Agissez pour l’environnement depuis votre salle de bain

"L'enjeu est de réduire la quantité d'eau utilisée dans les foyers." © Philip Steury Photography / shutterstock.com

Les produits d’hygiène tels que les shampoing et les gels douches ont un impact sur l’environnement une fois évacués. Les produits des laboratoires Pierre Fabre limitent cet impact grâce à des recherches poussées.

Des produits désormais biodégradables

Compte tenu de notre utilisation des gels douches et shampooings au quotidien, on peut s’interroger sur l’incidence de ces produits quand ils sont rejetés dans les évacuations de nos habitations. Une méfiance que les fabricants ont entendue.

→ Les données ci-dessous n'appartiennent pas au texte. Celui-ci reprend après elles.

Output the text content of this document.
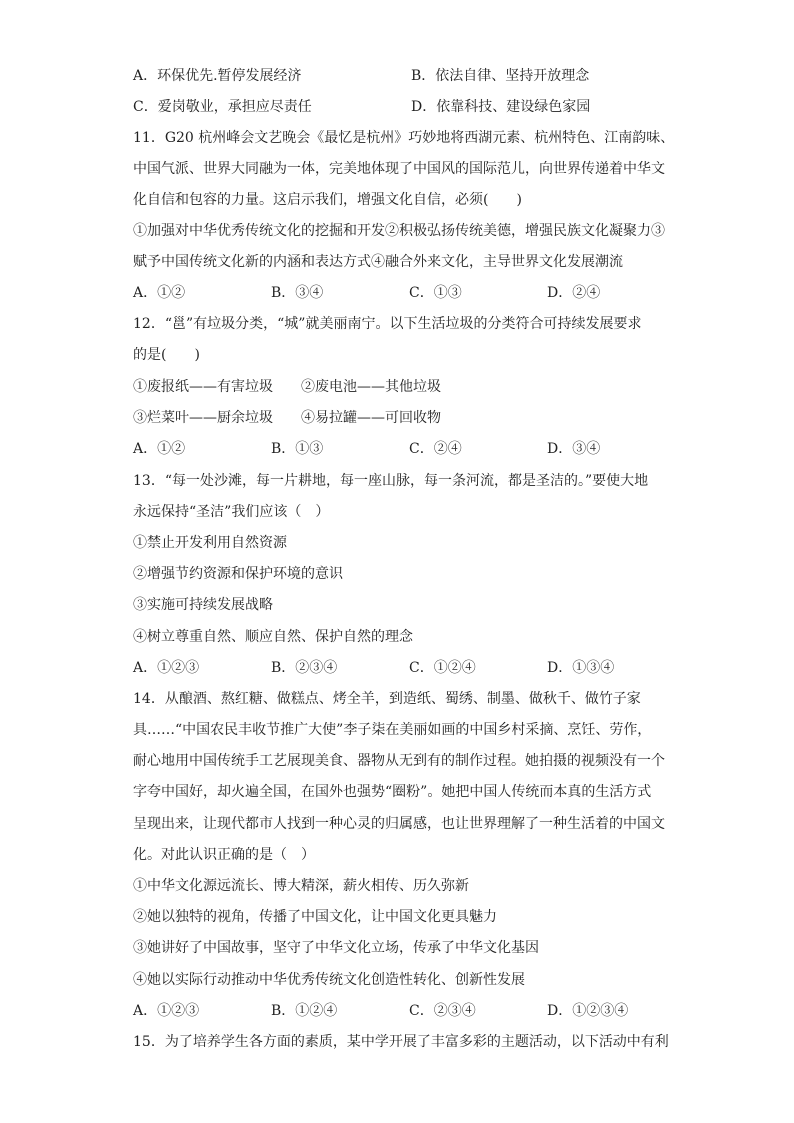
A．环保优先.暂停发展经济	B．依法自律、坚持开放理念
C．爱岗敬业，承担应尽责任	D．依靠科技、建设绿色家园
11．G20 杭州峰会文艺晚会《最忆是杭州》巧妙地将西湖元素、杭州特色、江南韵味、
中国气派、世界大同融为一体，完美地体现了中国风的国际范儿，向世界传递着中华文
化自信和包容的力量。这启示我们，增强文化自信，必须(　　)
①加强对中华优秀传统文化的挖掘和开发②积极弘扬传统美德，增强民族文化凝聚力③
赋予中国传统文化新的内涵和表达方式④融合外来文化，主导世界文化发展潮流
A．①②	B．③④	C．①③	D．②④
12．“邕”有垃圾分类，“城”就美丽南宁。以下生活垃圾的分类符合可持续发展要求
的是(　　)
①废报纸——有害垃圾　　②废电池——其他垃圾
③烂菜叶——厨余垃圾　　④易拉罐——可回收物
A．①②	B．①③	C．②④	D．③④
13．“每一处沙滩，每一片耕地，每一座山脉，每一条河流，都是圣洁的。”要使大地
永远保持“圣洁”我们应该（　）
①禁止开发利用自然资源
②增强节约资源和保护环境的意识
③实施可持续发展战略
④树立尊重自然、顺应自然、保护自然的理念
A．①②③	B．②③④	C．①②④	D．①③④
14．从酿酒、熬红糖、做糕点、烤全羊，到造纸、蜀绣、制墨、做秋千、做竹子家
具……“中国农民丰收节推广大使”李子柒在美丽如画的中国乡村采摘、烹饪、劳作，
耐心地用中国传统手工艺展现美食、器物从无到有的制作过程。她拍摄的视频没有一个
字夸中国好，却火遍全国，在国外也强势“圈粉”。她把中国人传统而本真的生活方式
呈现出来，让现代都市人找到一种心灵的归属感，也让世界理解了一种生活着的中国文
化。对此认识正确的是（　）
①中华文化源远流长、博大精深，薪火相传、历久弥新
②她以独特的视角，传播了中国文化，让中国文化更具魅力
③她讲好了中国故事，坚守了中华文化立场，传承了中华文化基因
④她以实际行动推动中华优秀传统文化创造性转化、创新性发展
A．①②③	B．①②④	C．②③④	D．①②③④
15．为了培养学生各方面的素质，某中学开展了丰富多彩的主题活动，以下活动中有利
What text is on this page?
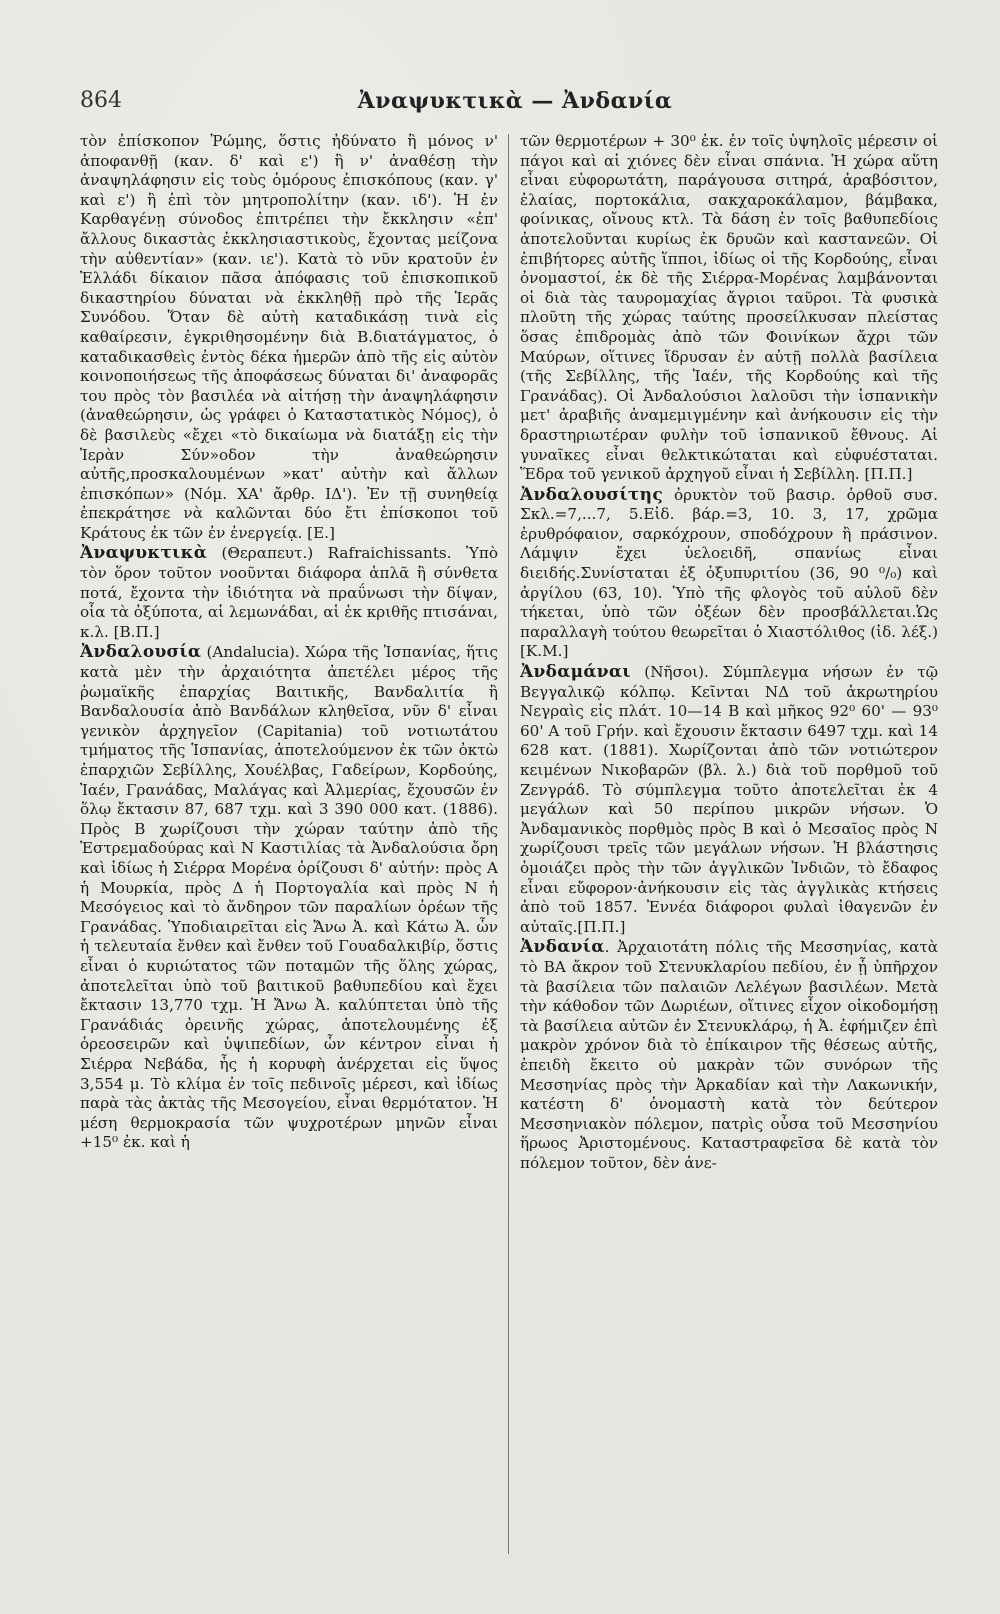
864	Ἀναψυκτικὰ — Ἀνδανία

τὸν ἐπίσκοπον Ῥώμης, ὅστις ἠδύνατο ἢ μόνος ν' ἀποφανθῇ (καν. δ' καὶ ε') ἢ ν' ἀναθέσῃ τὴν ἀναψηλάφησιν εἰς τοὺς ὁμόρους ἐπισκόπους (καν. γ' καὶ ε') ἢ ἐπὶ τὸν μητροπολίτην (καν. ιδ'). Ἡ ἐν Καρθαγένῃ σύνοδος ἐπιτρέπει τὴν ἔκκλησιν «ἐπ' ἄλλους δικαστὰς ἐκκλησιαστικοὺς, ἔχοντας μείζονα τὴν αὐθεντίαν» (καν. ιε'). Κατὰ τὸ νῦν κρατοῦν ἐν Ἑλλάδι δίκαιον πᾶσα ἀπόφασις τοῦ ἐπισκοπικοῦ δικαστηρίου δύναται νὰ ἐκκληθῇ πρὸ τῆς Ἱερᾶς Συνόδου. Ὅταν δὲ αὐτὴ καταδικάσῃ τινὰ εἰς καθαίρεσιν, ἐγκριθησομένην διὰ Β.διατάγματος, ὁ καταδικασθεὶς ἐντὸς δέκα ἡμερῶν ἀπὸ τῆς εἰς αὐτὸν κοινοποιήσεως τῆς ἀποφάσεως δύναται δι' ἀναφορᾶς του πρὸς τὸν βασιλέα νὰ αἰτήσῃ τὴν ἀναψηλάφησιν (ἀναθεώρησιν, ὡς γράφει ὁ Καταστατικὸς Νόμος), ὁ δὲ βασιλεὺς «ἔχει «τὸ δικαίωμα νὰ διατάξῃ εἰς τὴν Ἱερὰν Σύν»οδον τὴν ἀναθεώρησιν αὐτῆς,προσκαλουμένων »κατ' αὐτὴν καὶ ἄλλων ἐπισκόπων» (Νόμ. ΧΑ' ἄρθρ. ΙΔ'). Ἐν τῇ συνηθείᾳ ἐπεκράτησε νὰ καλῶνται δύο ἔτι ἐπίσκοποι τοῦ Κράτους ἐκ τῶν ἐν ἐνεργείᾳ. [Ε.]

Ἀναψυκτικὰ (Θεραπευτ.) Rafraichissants. Ὑπὸ τὸν ὅρον τοῦτον νοοῦνται διάφορα ἁπλᾶ ἢ σύνθετα ποτά, ἔχοντα τὴν ἰδιότητα νὰ πραΰνωσι τὴν δίψαν, οἷα τὰ ὀξύποτα, αἱ λεμωνάδαι, αἱ ἐκ κριθῆς πτισάναι, κ.λ. [Β.Π.]

Ἀνδαλουσία (Andalucia). Χώρα τῆς Ἱσπανίας, ἥτις κατὰ μὲν τὴν ἀρχαιότητα ἀπετέλει μέρος τῆς ῥωμαϊκῆς ἐπαρχίας Βαιτικῆς, Βανδαλιτία ἢ Βανδαλουσία ἀπὸ Βανδάλων κληθεῖσα, νῦν δ' εἶναι γενικὸν ἀρχηγεῖον (Capitania) τοῦ νοτιωτάτου τμήματος τῆς Ἱσπανίας, ἀποτελούμενον ἐκ τῶν ὀκτὼ ἐπαρχιῶν Σεβίλλης, Χουέλβας, Γαδείρων, Κορδούης, Ἰαέν, Γρανάδας, Μαλάγας καὶ Ἀλμερίας, ἔχουσῶν ἐν ὅλῳ ἔκτασιν 87, 687 τχμ. καὶ 3 390 000 κατ. (1886). Πρὸς Β χωρίζουσι τὴν χώραν ταύτην ἀπὸ τῆς Ἐστρεμαδούρας καὶ Ν Καστιλίας τὰ Ἀνδαλούσια ὄρη καὶ ἰδίως ἡ Σιέρρα Μορένα ὁρίζουσι δ' αὐτήν: πρὸς Α ἡ Μουρκία, πρὸς Δ ἡ Πορτογαλία καὶ πρὸς Ν ἡ Μεσόγειος καὶ τὸ ἄνδηρον τῶν παραλίων ὀρέων τῆς Γρανάδας. Ὑποδιαιρεῖται εἰς Ἄνω Ἀ. καὶ Κάτω Ἀ. ὧν ἡ τελευταία ἔνθεν καὶ ἔνθεν τοῦ Γουαδαλκιβίρ, ὅστις εἶναι ὁ κυριώτατος τῶν ποταμῶν τῆς ὅλης χώρας, ἀποτελεῖται ὑπὸ τοῦ βαιτικοῦ βαθυπεδίου καὶ ἔχει ἔκτασιν 13,770 τχμ. Ἡ Ἄνω Ἀ. καλύπτεται ὑπὸ τῆς Γρανάδιάς ὀρεινῆς χώρας, ἀποτελουμένης ἐξ ὀρεοσειρῶν καὶ ὑψιπεδίων, ὧν κέντρον εἶναι ἡ Σιέρρα Νεβάδα, ἧς ἡ κορυφὴ ἀνέρχεται εἰς ὕψος 3,554 μ. Τὸ κλίμα ἐν τοῖς πεδινοῖς μέρεσι, καὶ ἰδίως παρὰ τὰς ἀκτὰς τῆς Μεσογείου, εἶναι θερμότατον. Ἡ μέση θερμοκρασία τῶν ψυχροτέρων μηνῶν εἶναι +15⁰ ἐκ. καὶ ἡ

τῶν θερμοτέρων + 30⁰ ἐκ. ἐν τοῖς ὑψηλοῖς μέρεσιν οἱ πάγοι καὶ αἱ χιόνες δὲν εἶναι σπάνια. Ἡ χώρα αὕτη εἶναι εὐφορωτάτη, παράγουσα σιτηρά, ἀραβόσιτον, ἐλαίας, πορτοκάλια, σακχαροκάλαμον, βάμβακα, φοίνικας, οἴνους κτλ. Τὰ δάση ἐν τοῖς βαθυπεδίοις ἀποτελοῦνται κυρίως ἐκ δρυῶν καὶ καστανεῶν. Οἱ ἐπιβήτορες αὐτῆς ἵπποι, ἰδίως οἱ τῆς Κορδούης, εἶναι ὀνομαστοί, ἐκ δὲ τῆς Σιέρρα-Μορένας λαμβάνονται οἱ διὰ τὰς ταυρομαχίας ἄγριοι ταῦροι. Τὰ φυσικὰ πλοῦτη τῆς χώρας ταύτης προσείλκυσαν πλείστας ὅσας ἐπιδρομὰς ἀπὸ τῶν Φοινίκων ἄχρι τῶν Μαύρων, οἵτινες ἵδρυσαν ἐν αὐτῇ πολλὰ βασίλεια (τῆς Σεβίλλης, τῆς Ἰαέν, τῆς Κορδούης καὶ τῆς Γρανάδας). Οἱ Ἀνδαλούσιοι λαλοῦσι τὴν ἱσπανικὴν μετ' ἀραβιῆς ἀναμεμιγμένην καὶ ἀνήκουσιν εἰς τὴν δραστηριωτέραν φυλὴν τοῦ ἱσπανικοῦ ἔθνους. Αἱ γυναῖκες εἶναι θελκτικώταται καὶ εὐφυέσταται. Ἕδρα τοῦ γενικοῦ ἀρχηγοῦ εἶναι ἡ Σεβίλλη. [Π.Π.]

Ἀνδαλουσίτης ὀρυκτὸν τοῦ βασιρ. ὀρθοῦ συσ. Σκλ.=7,...7, 5.Εἰδ. βάρ.=3, 10. 3, 17, χρῶμα ἐρυθρόφαιον, σαρκόχρουν, σποδόχρουν ἢ πράσινον. Λάμψιν ἔχει ὑελοειδῆ, σπανίως εἶναι διειδής.Συνίσταται ἐξ ὀξυπυριτίου (36, 90 ⁰/₀) καὶ ἀργίλου (63, 10). Ὑπὸ τῆς φλογὸς τοῦ αὐλοῦ δὲν τήκεται, ὑπὸ τῶν ὀξέων δὲν προσβάλλεται.Ὡς παραλλαγὴ τούτου θεωρεῖται ὁ Χιαστόλιθος (ἰδ. λέξ.) [Κ.Μ.]

Ἀνδαμάναι (Νῆσοι). Σύμπλεγμα νήσων ἐν τῷ Βεγγαλικῷ κόλπῳ. Κεῖνται ΝΔ τοῦ ἀκρωτηρίου Νεγραὶς εἰς πλάτ. 10—14 Β καὶ μῆκος 92⁰ 60' — 93⁰ 60' Α τοῦ Γρήν. καὶ ἔχουσιν ἔκτασιν 6497 τχμ. καὶ 14 628 κατ. (1881). Χωρίζονται ἀπὸ τῶν νοτιώτερον κειμένων Νικοβαρῶν (βλ. λ.) διὰ τοῦ πορθμοῦ τοῦ Ζενγράδ. Τὸ σύμπλεγμα τοῦτο ἀποτελεῖται ἐκ 4 μεγάλων καὶ 50 περίπου μικρῶν νήσων. Ὁ Ἀνδαμανικὸς πορθμὸς πρὸς Β καὶ ὁ Μεσαῖος πρὸς Ν χωρίζουσι τρεῖς τῶν μεγάλων νήσων. Ἡ βλάστησις ὁμοιάζει πρὸς τὴν τῶν ἀγγλικῶν Ἰνδιῶν, τὸ ἔδαφος εἶναι εὔφορον·ἀνήκουσιν εἰς τὰς ἀγγλικὰς κτήσεις ἀπὸ τοῦ 1857. Ἐννέα διάφοροι φυλαὶ ἰθαγενῶν ἐν αὐταῖς.[Π.Π.]

Ἀνδανία. Ἀρχαιοτάτη πόλις τῆς Μεσσηνίας, κατὰ τὸ ΒΑ ἄκρον τοῦ Στενυκλαρίου πεδίου, ἐν ᾗ ὑπῆρχον τὰ βασίλεια τῶν παλαιῶν Λελέγων βασιλέων. Μετὰ τὴν κάθοδον τῶν Δωριέων, οἵτινες εἶχον οἰκοδομήσῃ τὰ βασίλεια αὐτῶν ἐν Στενυκλάρῳ, ἡ Ἀ. ἐφήμιζεν ἐπὶ μακρὸν χρόνον διὰ τὸ ἐπίκαιρον τῆς θέσεως αὐτῆς, ἐπειδὴ ἔκειτο οὐ μακρὰν τῶν συνόρων τῆς Μεσσηνίας πρὸς τὴν Ἀρκαδίαν καὶ τὴν Λακωνικήν, κατέστη δ' ὀνομαστὴ κατὰ τὸν δεύτερον Μεσσηνιακὸν πόλεμον, πατρὶς οὖσα τοῦ Μεσσηνίου ἥρωος Ἀριστομένους. Καταστραφεῖσα δὲ κατὰ τὸν πόλεμον τοῦτον, δὲν ἀνε-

David Baco, responsable conception capillaires et produits rincés des Laboratoires Pierre Fabre, évoque les évolutions des recherches en la matière ces dernières années : « Si nous ne pouvons pas maîtriser les usages des consommateurs, notamment la quantité de produit utilisée ou leur consommation d’eau, nous pouvons en revanche agir sur ce qu’il advient du produit après son utilisation et faire en sorte de limiter au maximum son impact sur la nature ».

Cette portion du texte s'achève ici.